Последующие дни были наполнены тревожным ожиданием. Я каждую минуту боялся столкнуться с Педру Бенту. Я не снимал темных очков и всякий раз, когда рядом со мной останавливалось такси, поспешно отворачивался. Ну а укротительница… Ее я тоже боялся встретить, но по другой причине: мысль о ней тревожила и возбуждала меня одновременно. Я представлял, как, оправившись от испуга, она примет мое приглашение на рюмку-другую, а потом я увезу ее куда-нибудь в мотель и там, уже в постели, стану спрашивать: ну, так кто, по-твоему, лошадь? Кто конь? – а она – нежно шептать мне на ухо: жеребец, жеребец.

Тита тем временем становилась все более замкнутой. Она отказалась учиться, перестала смотреть телевизор и целыми днями сидела, уставившись в одну точку.

Я думал, причина в фальшивом кентавре, в том, что Педру Бенту и укротительница – в Сан-Паулу. Я пытался успокоить ее: брось, Тита, им меня ни за что не узнать, ведь у их старого знакомого было лошадиное тело, копыта и хвост.

На самом деле это ее нисколько не волновало. Да, это ее перестало волновать. У нее был другой предмет для размышлений, хоть и повергавший ее в тоску, однако иногда вдруг заставлявший загадочно улыбаться.

– Что с тобой? – спрашивал я, заинтригованный. Она долго не отвечала, но вот однажды вечером, когда мы возвращались от Жулиу, наконец рассказала, в чем дело: она была беременна.


Я отказывался верить своим ушам. Марокканский доктор гарантировал, что она не забеременеет, если будет принимать контрацептивы. Знаешь, сказала она, я уже несколько месяцев как бросила пить эти пилюли. Ты с ума сошла, сказал я. Мы сидели в машине, моя рука так и застыла на ключе зажигания. Она ничего не ответила. Закурила сигарету.

Я наконец завел машину и помчался домой. Сразу же бросился к телефону и попросил соединить меня с врачом-марокканцем. Врач взял трубку; то ли спросонья, то ли с перепоя, он сначала никак не мог понять, о чем я говорю. Наконец я втолковал ему, что Тита беременна. Он заверил меня, что все будет в порядке: у нее нормальная человеческая матка. Но что за ребенок оттуда появится? – закричал я. Чего не знаю, того не знаю, ответил он. Если вас это беспокоит, приезжайте, в случае необходимости сделаем аборт.

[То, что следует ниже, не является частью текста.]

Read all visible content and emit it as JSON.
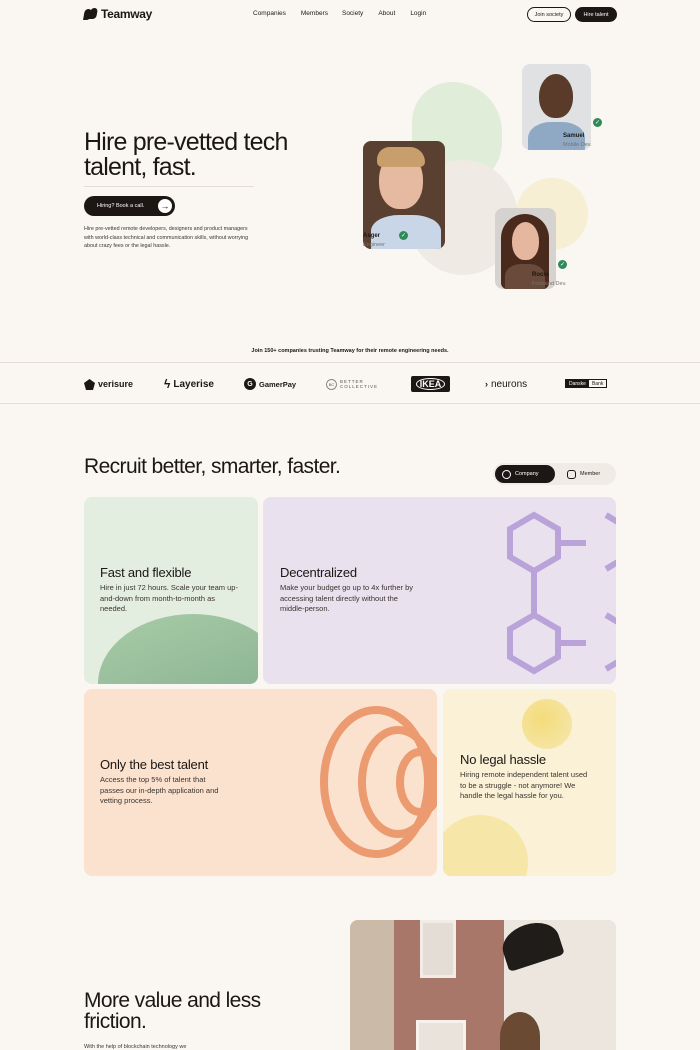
{
  "nav": {
    "logo": "Teamway",
    "links": [
      "Companies",
      "Members",
      "Society",
      "About",
      "Login"
    ],
    "join_label": "Join society",
    "hire_label": "Hire talent"
  },
  "hero": {
    "title": "Hire pre-vetted tech talent, fast.",
    "cta": "Hiring? Book a call.",
    "description": "Hire pre-vetted remote developers, designers and product managers with world-class technical and communication skills, without worrying about crazy fees or the legal hassle."
  },
  "people": [
    {
      "name": "Samuel",
      "role": "Mobile Dev."
    },
    {
      "name": "Asger",
      "role": "Engineer"
    },
    {
      "name": "Rocio",
      "role": "Frontend Dev."
    }
  ],
  "trust": {
    "text": "Join 150+ companies trusting Teamway for their remote engineering needs.",
    "brands": [
      "verisure",
      "Layerise",
      "GamerPay",
      "BETTER COLLECTIVE",
      "IKEA",
      "neurons",
      "Danske",
      "Bank"
    ]
  },
  "features": {
    "title": "Recruit better, smarter, faster.",
    "toggle": {
      "company": "Company",
      "member": "Member"
    },
    "cards": [
      {
        "title": "Fast and flexible",
        "desc": "Hire in just 72 hours. Scale your team up-and-down from month-to-month as needed."
      },
      {
        "title": "Decentralized",
        "desc": "Make your budget go up to 4x further by accessing talent directly without the middle-person."
      },
      {
        "title": "Only the best talent",
        "desc": "Access the top 5% of talent that passes our in-depth application and vetting process."
      },
      {
        "title": "No legal hassle",
        "desc": "Hiring remote independent talent used to be a struggle - not anymore! We handle the legal hassle for you."
      }
    ]
  },
  "value": {
    "title": "More value and less friction.",
    "desc": "With the help of blockchain technology we"
  },
  "colors": {
    "dark": "#1c1714",
    "bg": "#faf7f3",
    "green_card": "#e3ede0",
    "purple_card": "#e9e1ee",
    "peach_card": "#fbe2cf",
    "yellow_card": "#fbf1d6",
    "check": "#2f8a5a"
  },
  "icons": [
    "arrow-right-icon",
    "globe-icon",
    "user-icon",
    "check-icon"
  ]
}
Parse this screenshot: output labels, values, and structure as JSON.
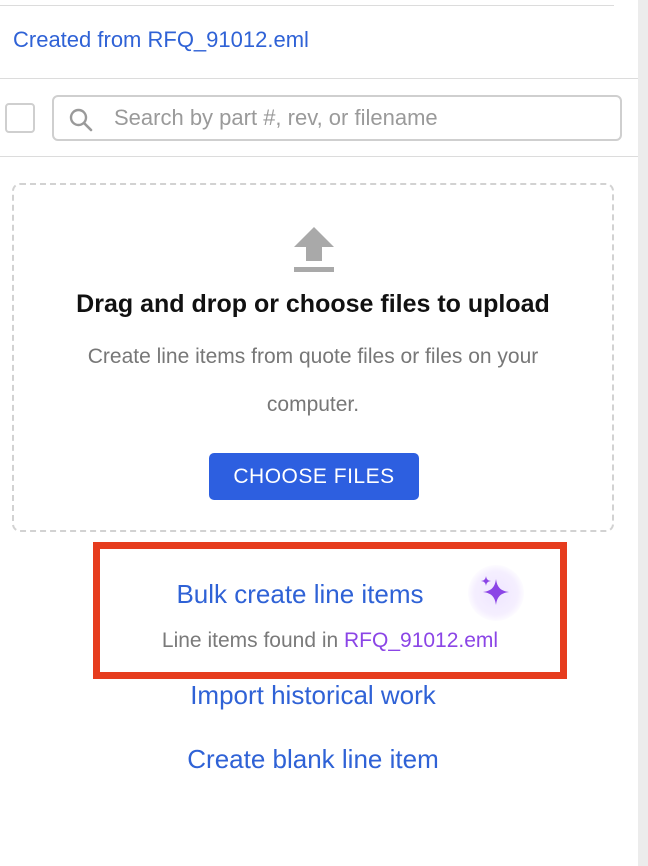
{
  "header": {
    "created_from_label": "Created from RFQ_91012.eml"
  },
  "search": {
    "placeholder": "Search by part #, rev, or filename"
  },
  "upload": {
    "title": "Drag and drop or choose files to upload",
    "description": "Create line items from quote files or files on your computer.",
    "button_label": "CHOOSE FILES"
  },
  "bulk": {
    "title": "Bulk create line items",
    "found_text": "Line items found in ",
    "found_file": "RFQ_91012.eml"
  },
  "actions": {
    "import_label": "Import historical work",
    "blank_label": "Create blank line item"
  },
  "icons": {
    "search": "search-icon",
    "upload": "upload-icon",
    "sparkle": "sparkle-icon"
  },
  "colors": {
    "link": "#2f62d6",
    "button": "#2d5fe0",
    "highlight": "#e63c1e",
    "sparkle": "#8b45e6"
  }
}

Я повесил трубку и встретился взглядом с Титой. Хочу ребенка, сказала она, будь он человеком, кентавром, лошадью – кем угодно. Хочу ребенка. Все мои доводы были тщетны. Хочу ребенка, твердила она.

С этого дня не было мне покоя. На работе, в дороге, во сне меня преследовали одни и те же видения: монстры с человеческими – руки, ноги, губы, глаза – и лошадиными – копыта, хвост, грива, пенис – частями тела в различных комбинациях; результат всякий раз был ужасен.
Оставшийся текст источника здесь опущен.